Alternativ funktioniert das auch mit dem Arduino Micro oder dem Raspberry Pi Pico (RP2040), dort oft über die TinyUSB-Bibliothek.



Fazit: Alt, aber alles andere als nutzlos!
Ja, der ESP32 ist ein echtes Powerpaket.
Ja, der Raspberry Pi Pico (RP2040) mischt kräftig mit und hat auch seinen Platz auf dem Basteltisch.
Und ja – es gibt mittlerweile zig Alternativen mit WLAN, Bluetooth, Kamera, HID und noch viel mehr.
Aber:
Gerade das macht den guten alten Arduino so sympathisch:
Er will gar nicht alles können – sondern einfach das, was man für viele kleine bis mittlere Projekte wirklich braucht.
Ein Relais schalten?
Ein paar LEDs blinken lassen?
Einen Sensor auslesen und auf dem Display anzeigen?
➡️ Warum dafür einen Dual-Core mit WLAN bemühen, wenn es ein Nano für 3 € auch tut?

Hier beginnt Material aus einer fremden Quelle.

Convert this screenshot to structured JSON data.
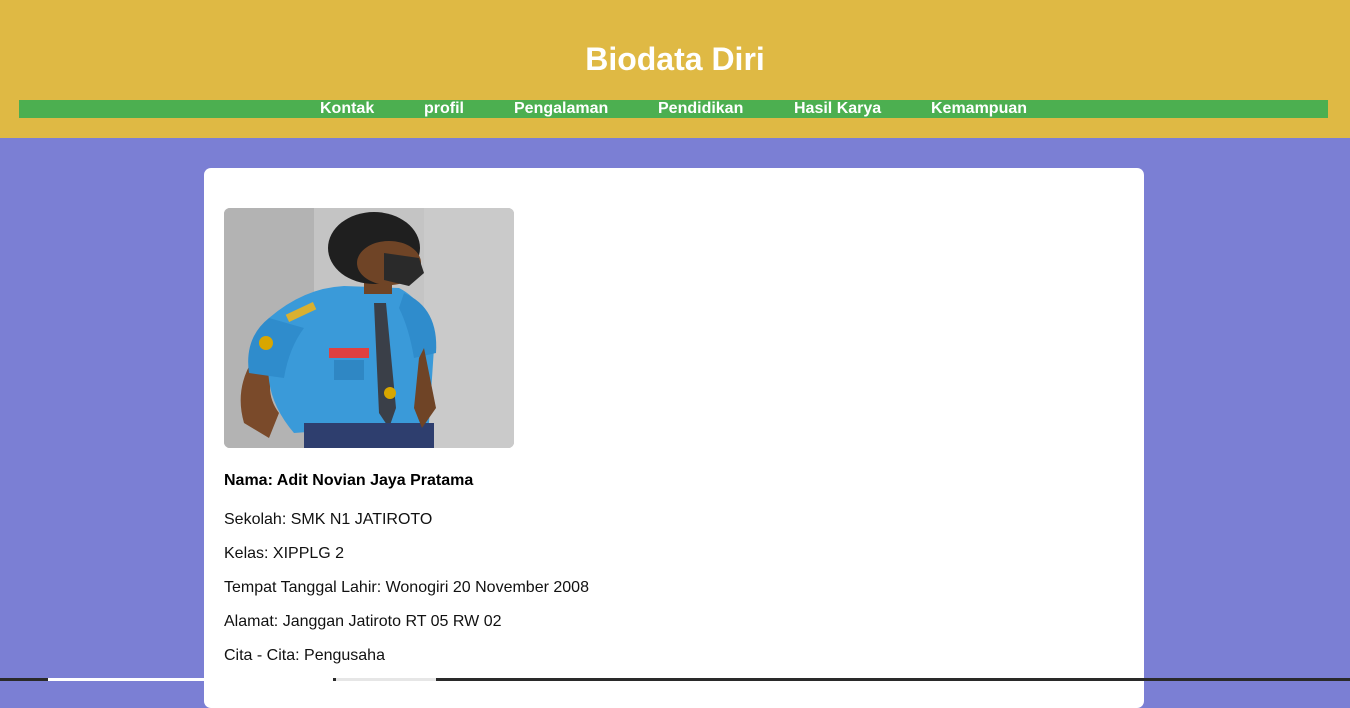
{
  "header": {
    "title": "Biodata Diri",
    "background": "#dfb944"
  },
  "nav": {
    "background": "#4caf50",
    "items": [
      "Kontak",
      "profil",
      "Pengalaman",
      "Pendidikan",
      "Hasil Karya",
      "Kemampuan"
    ]
  },
  "profile": {
    "nama": "Nama: Adit Novian Jaya Pratama",
    "sekolah": "Sekolah: SMK N1 JATIROTO",
    "kelas": "Kelas: XIPPLG 2",
    "ttl": "Tempat Tanggal Lahir: Wonogiri 20 November 2008",
    "alamat": "Alamat: Janggan Jatiroto RT 05 RW 02",
    "cita": "Cita - Cita: Pengusaha"
  },
  "colors": {
    "page_background": "#7b7fd4",
    "card_background": "#ffffff"
  }
}
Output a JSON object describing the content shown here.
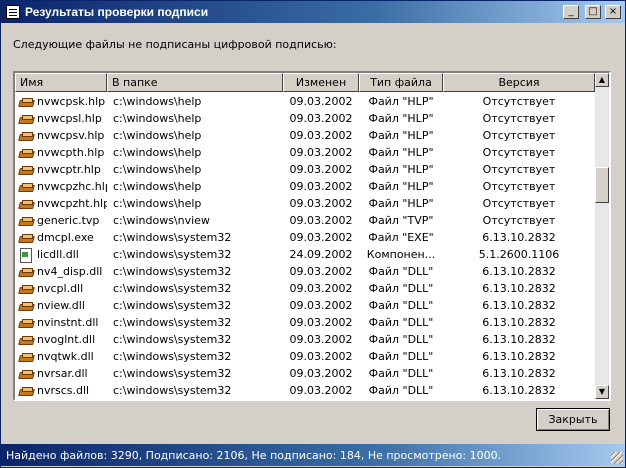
{
  "window": {
    "title": "Результаты проверки подписи",
    "min_glyph": "_",
    "max_glyph": "□",
    "close_glyph": "×"
  },
  "heading": "Следующие файлы не подписаны цифровой подписью:",
  "columns": [
    "Имя",
    "В папке",
    "Изменен",
    "Тип файла",
    "Версия"
  ],
  "rows": [
    {
      "icon": "book-icon",
      "name": "nvwcpsk.hlp",
      "folder": "c:\\windows\\help",
      "modified": "09.03.2002",
      "type": "Файл \"HLP\"",
      "version": "Отсутствует"
    },
    {
      "icon": "book-icon",
      "name": "nvwcpsl.hlp",
      "folder": "c:\\windows\\help",
      "modified": "09.03.2002",
      "type": "Файл \"HLP\"",
      "version": "Отсутствует"
    },
    {
      "icon": "book-icon",
      "name": "nvwcpsv.hlp",
      "folder": "c:\\windows\\help",
      "modified": "09.03.2002",
      "type": "Файл \"HLP\"",
      "version": "Отсутствует"
    },
    {
      "icon": "book-icon",
      "name": "nvwcpth.hlp",
      "folder": "c:\\windows\\help",
      "modified": "09.03.2002",
      "type": "Файл \"HLP\"",
      "version": "Отсутствует"
    },
    {
      "icon": "book-icon",
      "name": "nvwcptr.hlp",
      "folder": "c:\\windows\\help",
      "modified": "09.03.2002",
      "type": "Файл \"HLP\"",
      "version": "Отсутствует"
    },
    {
      "icon": "book-icon",
      "name": "nvwcpzhc.hlp",
      "folder": "c:\\windows\\help",
      "modified": "09.03.2002",
      "type": "Файл \"HLP\"",
      "version": "Отсутствует"
    },
    {
      "icon": "book-icon",
      "name": "nvwcpzht.hlp",
      "folder": "c:\\windows\\help",
      "modified": "09.03.2002",
      "type": "Файл \"HLP\"",
      "version": "Отсутствует"
    },
    {
      "icon": "book-icon",
      "name": "generic.tvp",
      "folder": "c:\\windows\\nview",
      "modified": "09.03.2002",
      "type": "Файл \"TVP\"",
      "version": "Отсутствует"
    },
    {
      "icon": "book-icon",
      "name": "dmcpl.exe",
      "folder": "c:\\windows\\system32",
      "modified": "09.03.2002",
      "type": "Файл \"EXE\"",
      "version": "6.13.10.2832"
    },
    {
      "icon": "doc-icon",
      "name": "licdll.dll",
      "folder": "c:\\windows\\system32",
      "modified": "24.09.2002",
      "type": "Компонен...",
      "version": "5.1.2600.1106"
    },
    {
      "icon": "book-icon",
      "name": "nv4_disp.dll",
      "folder": "c:\\windows\\system32",
      "modified": "09.03.2002",
      "type": "Файл \"DLL\"",
      "version": "6.13.10.2832"
    },
    {
      "icon": "book-icon",
      "name": "nvcpl.dll",
      "folder": "c:\\windows\\system32",
      "modified": "09.03.2002",
      "type": "Файл \"DLL\"",
      "version": "6.13.10.2832"
    },
    {
      "icon": "book-icon",
      "name": "nview.dll",
      "folder": "c:\\windows\\system32",
      "modified": "09.03.2002",
      "type": "Файл \"DLL\"",
      "version": "6.13.10.2832"
    },
    {
      "icon": "book-icon",
      "name": "nvinstnt.dll",
      "folder": "c:\\windows\\system32",
      "modified": "09.03.2002",
      "type": "Файл \"DLL\"",
      "version": "6.13.10.2832"
    },
    {
      "icon": "book-icon",
      "name": "nvoglnt.dll",
      "folder": "c:\\windows\\system32",
      "modified": "09.03.2002",
      "type": "Файл \"DLL\"",
      "version": "6.13.10.2832"
    },
    {
      "icon": "book-icon",
      "name": "nvqtwk.dll",
      "folder": "c:\\windows\\system32",
      "modified": "09.03.2002",
      "type": "Файл \"DLL\"",
      "version": "6.13.10.2832"
    },
    {
      "icon": "book-icon",
      "name": "nvrsar.dll",
      "folder": "c:\\windows\\system32",
      "modified": "09.03.2002",
      "type": "Файл \"DLL\"",
      "version": "6.13.10.2832"
    },
    {
      "icon": "book-icon",
      "name": "nvrscs.dll",
      "folder": "c:\\windows\\system32",
      "modified": "09.03.2002",
      "type": "Файл \"DLL\"",
      "version": "6.13.10.2832"
    }
  ],
  "scrollbar": {
    "up_glyph": "▲",
    "down_glyph": "▼"
  },
  "close_button": "Закрыть",
  "status": "Найдено файлов: 3290, Подписано: 2106, Не подписано: 184, Не просмотрено: 1000."
}
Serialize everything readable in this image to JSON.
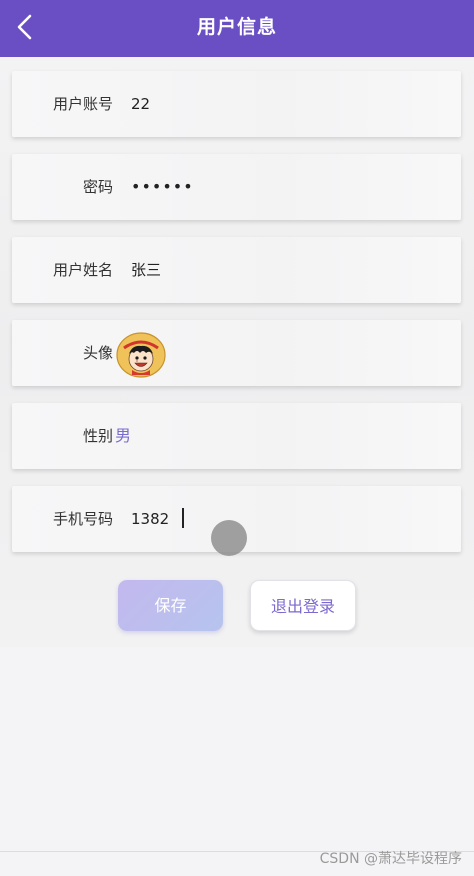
{
  "header": {
    "title": "用户信息",
    "back_icon": "chevron-left-icon"
  },
  "form": {
    "account": {
      "label": "用户账号",
      "value": "22"
    },
    "password": {
      "label": "密码",
      "value": "••••••"
    },
    "name": {
      "label": "用户姓名",
      "value": "张三"
    },
    "avatar": {
      "label": "头像",
      "icon": "avatar-image"
    },
    "gender": {
      "label": "性别",
      "value": "男"
    },
    "phone": {
      "label": "手机号码",
      "value": "1382"
    }
  },
  "actions": {
    "save_label": "保存",
    "logout_label": "退出登录"
  },
  "watermark": "CSDN @萧达毕设程序",
  "colors": {
    "navbar": "#6a4fc4",
    "accent": "#7d69cf",
    "save_button": "#c3b8ee"
  }
}
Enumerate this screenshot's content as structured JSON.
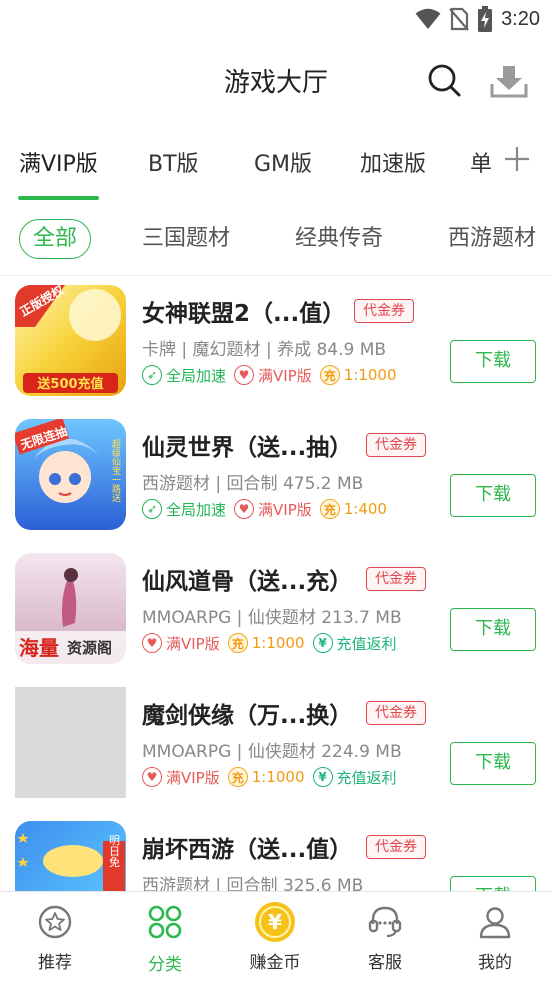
{
  "status_bar": {
    "time": "3:20"
  },
  "header": {
    "title": "游戏大厅"
  },
  "tabs": [
    {
      "label": "满VIP版"
    },
    {
      "label": "BT版"
    },
    {
      "label": "GM版"
    },
    {
      "label": "加速版"
    },
    {
      "label": "单"
    }
  ],
  "filters": [
    {
      "label": "全部"
    },
    {
      "label": "三国题材"
    },
    {
      "label": "经典传奇"
    },
    {
      "label": "西游题材"
    }
  ],
  "games": [
    {
      "name": "女神联盟2（...值）",
      "voucher": "代金券",
      "meta": "卡牌 | 魔幻题材 | 养成 84.9 MB",
      "tags": [
        {
          "label": "全局加速",
          "icon": "rocket-icon"
        },
        {
          "label": "满VIP版",
          "icon": "vip-heart-icon"
        },
        {
          "label": "1:1000",
          "icon": "ratio-coin-icon"
        }
      ],
      "button": "下载",
      "cover_text": [
        "正版授权",
        "送500充值"
      ]
    },
    {
      "name": "仙灵世界（送...抽）",
      "voucher": "代金券",
      "meta": "西游题材 | 回合制 475.2 MB",
      "tags": [
        {
          "label": "全局加速",
          "icon": "rocket-icon"
        },
        {
          "label": "满VIP版",
          "icon": "vip-heart-icon"
        },
        {
          "label": "1:400",
          "icon": "ratio-coin-icon"
        }
      ],
      "button": "下载",
      "cover_text": [
        "无限连抽",
        "超级仙宝一路送"
      ]
    },
    {
      "name": "仙风道骨（送...充）",
      "voucher": "代金券",
      "meta": "MMOARPG | 仙侠题材 213.7 MB",
      "tags": [
        {
          "label": "满VIP版",
          "icon": "vip-heart-icon"
        },
        {
          "label": "1:1000",
          "icon": "ratio-coin-icon"
        },
        {
          "label": "充值返利",
          "icon": "yuan-rebate-icon"
        }
      ],
      "button": "下载",
      "cover_text": [
        "海量",
        "资源阁"
      ]
    },
    {
      "name": "魔剑侠缘（万...换）",
      "voucher": "代金券",
      "meta": "MMOARPG | 仙侠题材 224.9 MB",
      "tags": [
        {
          "label": "满VIP版",
          "icon": "vip-heart-icon"
        },
        {
          "label": "1:1000",
          "icon": "ratio-coin-icon"
        },
        {
          "label": "充值返利",
          "icon": "yuan-rebate-icon"
        }
      ],
      "button": "下载",
      "cover_text": []
    },
    {
      "name": "崩坏西游（送...值）",
      "voucher": "代金券",
      "meta": "西游题材 | 回合制 325.6 MB",
      "tags": [],
      "button": "下载",
      "cover_text": [
        "明日免"
      ]
    }
  ],
  "bottom_nav": [
    {
      "label": "推荐",
      "icon": "star-badge-icon"
    },
    {
      "label": "分类",
      "icon": "category-grid-icon"
    },
    {
      "label": "赚金币",
      "icon": "coin-yuan-icon",
      "glyph": "¥"
    },
    {
      "label": "客服",
      "icon": "headset-icon"
    },
    {
      "label": "我的",
      "icon": "user-icon"
    }
  ],
  "colors": {
    "accent": "#2db84d",
    "voucher": "#e0474e",
    "meta_text": "#888888"
  }
}
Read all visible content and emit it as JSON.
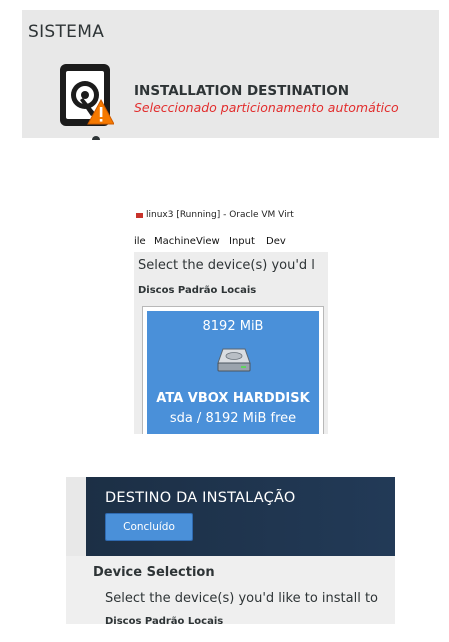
{
  "summary_hub": {
    "section_title": "SISTEMA",
    "spoke": {
      "title": "INSTALLATION DESTINATION",
      "status": "Seleccionado particionamento automático",
      "icon": "hard-disk-warning-icon"
    }
  },
  "virtualbox": {
    "window_title": "linux3 [Running] - Oracle VM Virt",
    "menu": [
      "ile",
      "Machine",
      "View",
      "Input",
      "Dev"
    ],
    "prompt": "Select the device(s) you'd l",
    "disks_label": "Discos Padrão Locais",
    "disk": {
      "size": "8192 MiB",
      "model": "ATA VBOX HARDDISK",
      "info": "sda  /  8192 MiB free",
      "icon": "hard-drive-icon",
      "selected_color": "#4a90d9"
    }
  },
  "destination_spoke": {
    "title": "DESTINO DA INSTALAÇÃO",
    "done_label": "Concluído",
    "section_title": "Device Selection",
    "prompt": "Select the device(s) you'd like to install to",
    "disks_label": "Discos Padrão Locais",
    "accent": "#4a90d9",
    "header_color": "#1c2f45"
  }
}
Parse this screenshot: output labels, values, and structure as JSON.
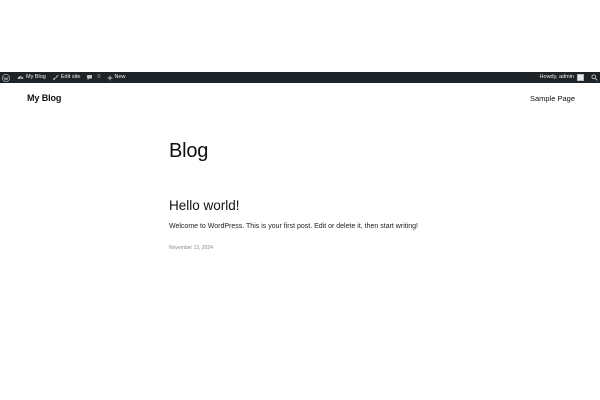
{
  "admin_bar": {
    "my_blog_label": "My Blog",
    "edit_site_label": "Edit site",
    "comments_count": "0",
    "new_label": "New",
    "howdy_label": "Howdy, admin",
    "icons": {
      "wp": "wordpress-logo-icon",
      "site": "dashboard-gauge-icon",
      "edit": "brush-icon",
      "comments": "speech-bubble-icon",
      "new": "plus-icon",
      "search": "search-icon"
    },
    "colors": {
      "background": "#1d2327",
      "text": "#f0f0f1"
    }
  },
  "header": {
    "site_title": "My Blog",
    "nav": [
      "Sample Page"
    ]
  },
  "main": {
    "heading": "Blog",
    "posts": [
      {
        "title": "Hello world!",
        "excerpt": "Welcome to WordPress. This is your first post. Edit or delete it, then start writing!",
        "date": "November 13, 2024"
      }
    ]
  }
}
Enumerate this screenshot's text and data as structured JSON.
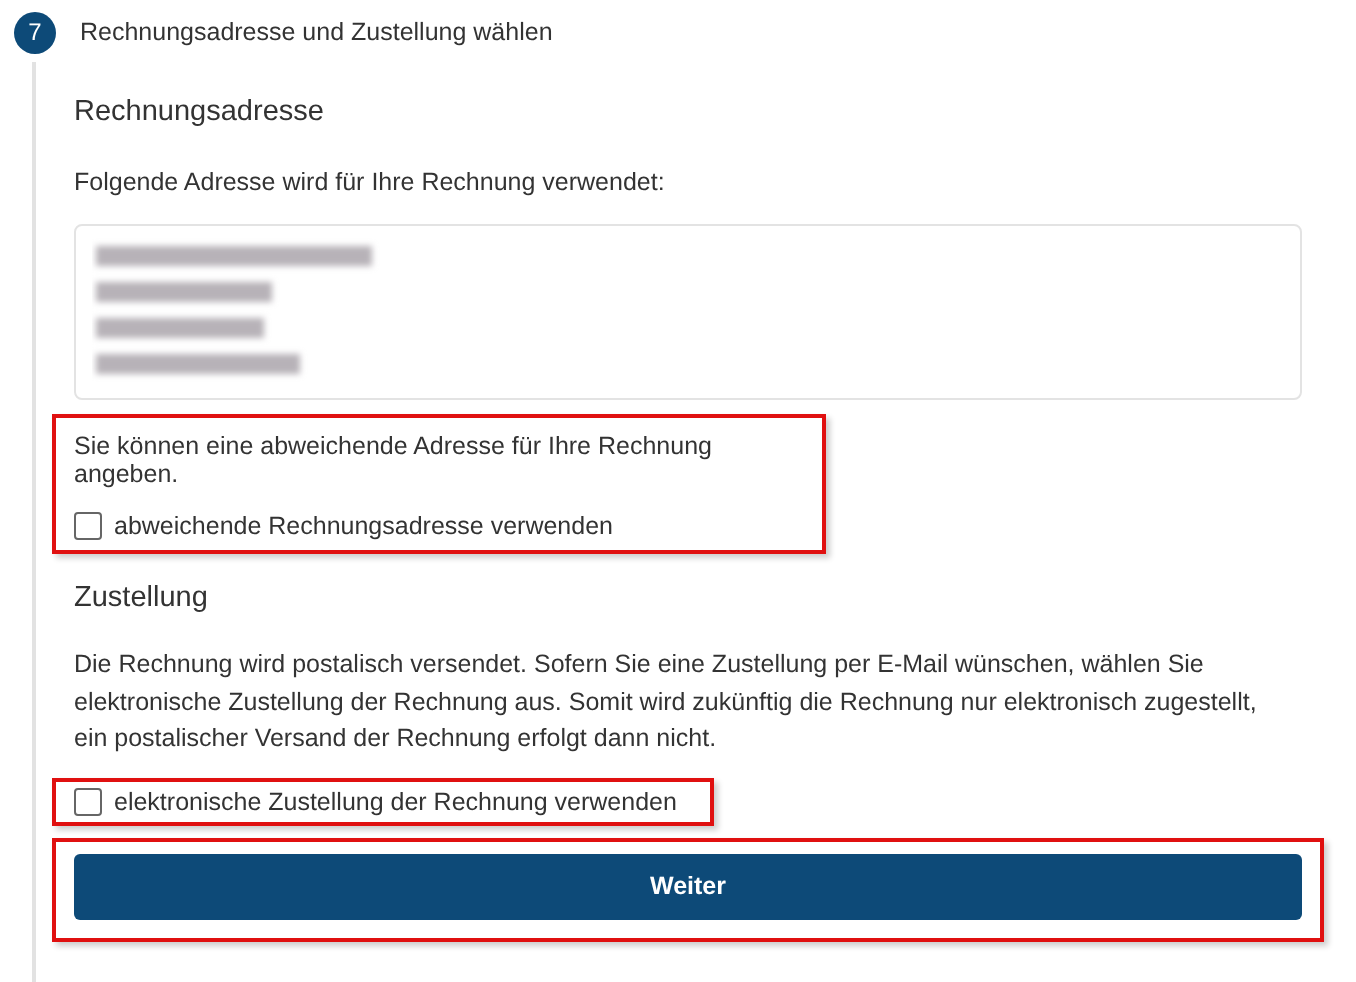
{
  "step": {
    "number": "7",
    "title": "Rechnungsadresse und Zustellung wählen"
  },
  "billing": {
    "heading": "Rechnungsadresse",
    "intro": "Folgende Adresse wird für Ihre Rechnung verwendet:",
    "hint": "Sie können eine abweichende Adresse für Ihre Rechnung angeben.",
    "checkbox": {
      "label": "abweichende Rechnungsadresse verwenden",
      "checked": false
    }
  },
  "delivery": {
    "heading": "Zustellung",
    "text": "Die Rechnung wird postalisch versendet. Sofern Sie eine Zustellung per E-Mail wünschen, wählen Sie elektronische Zustellung der Rechnung aus. Somit wird zukünftig die Rechnung nur elektronisch zugestellt, ein postalischer Versand der Rechnung erfolgt dann nicht.",
    "checkbox": {
      "label": "elektronische Zustellung der Rechnung verwenden",
      "checked": false
    }
  },
  "button": {
    "label": "Weiter"
  }
}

Und genau das ist der Punkt:
🔹 Der Arduino ist einfach.
🔹 Er ist stabil.
🔹 Er hat eine riesige Community und viele erprobte Bibliotheken.
🔹 Er eignet sich perfekt zum Lernen – und bleibt auch danach oft die pragmatische Wahl.
Gerade Anfänger profitieren enorm davon, sich nicht direkt mit komplexen Themen wie WiFi-Stack, Sleep-Modes oder USB-Treiberherausforderungen herumschlagen zu müssen.
Und: Auch fortgeschrittene Bastler greifen gerne zum „alten Bekannten“, wenn es mal schnell, unkompliziert und robust sein soll.
Mein Fazit:
Der Arduino hat seinen festen Platz – auch im Jahr 2025.
Nicht überall, aber da, wo „Keep it simple“ gefragt ist, ist er oft genau die richtige Wahl.
➡️ ESP32, RP2040 & Co. sind keine Gegner – sie sind Mitspieler im Team der Mikrocontroller.
Die Kunst ist es, je nach Projekt den passenden Baustein auszuwählen.
Jetzt bist du dran!
Arbeitest du noch mit dem Arduino? Oder hast du komplett auf ESP32, RP2040 & Co. umgestellt?
Welche Projekte hast du schon umgesetzt – und welcher Mikrocontroller war dafür die beste Wahl?
👉 Schreib es mir gerne in die Kommentare – ich freue mich auf den Austausch!
Hallo Stefan,
ich bin vor fast 2 Jahren zum ersten Mal mit Mikrocontrollern in Berührung gekommen, weil mein Sohn ein Arduino-Projekt (Robot-Car) in der Schule hatte.
Vorher hatte ich mich noch nie mit dem Thema befasst, geschweige denn wusste ich etwas über Programmiersprachen wie C++, Phyton u.a.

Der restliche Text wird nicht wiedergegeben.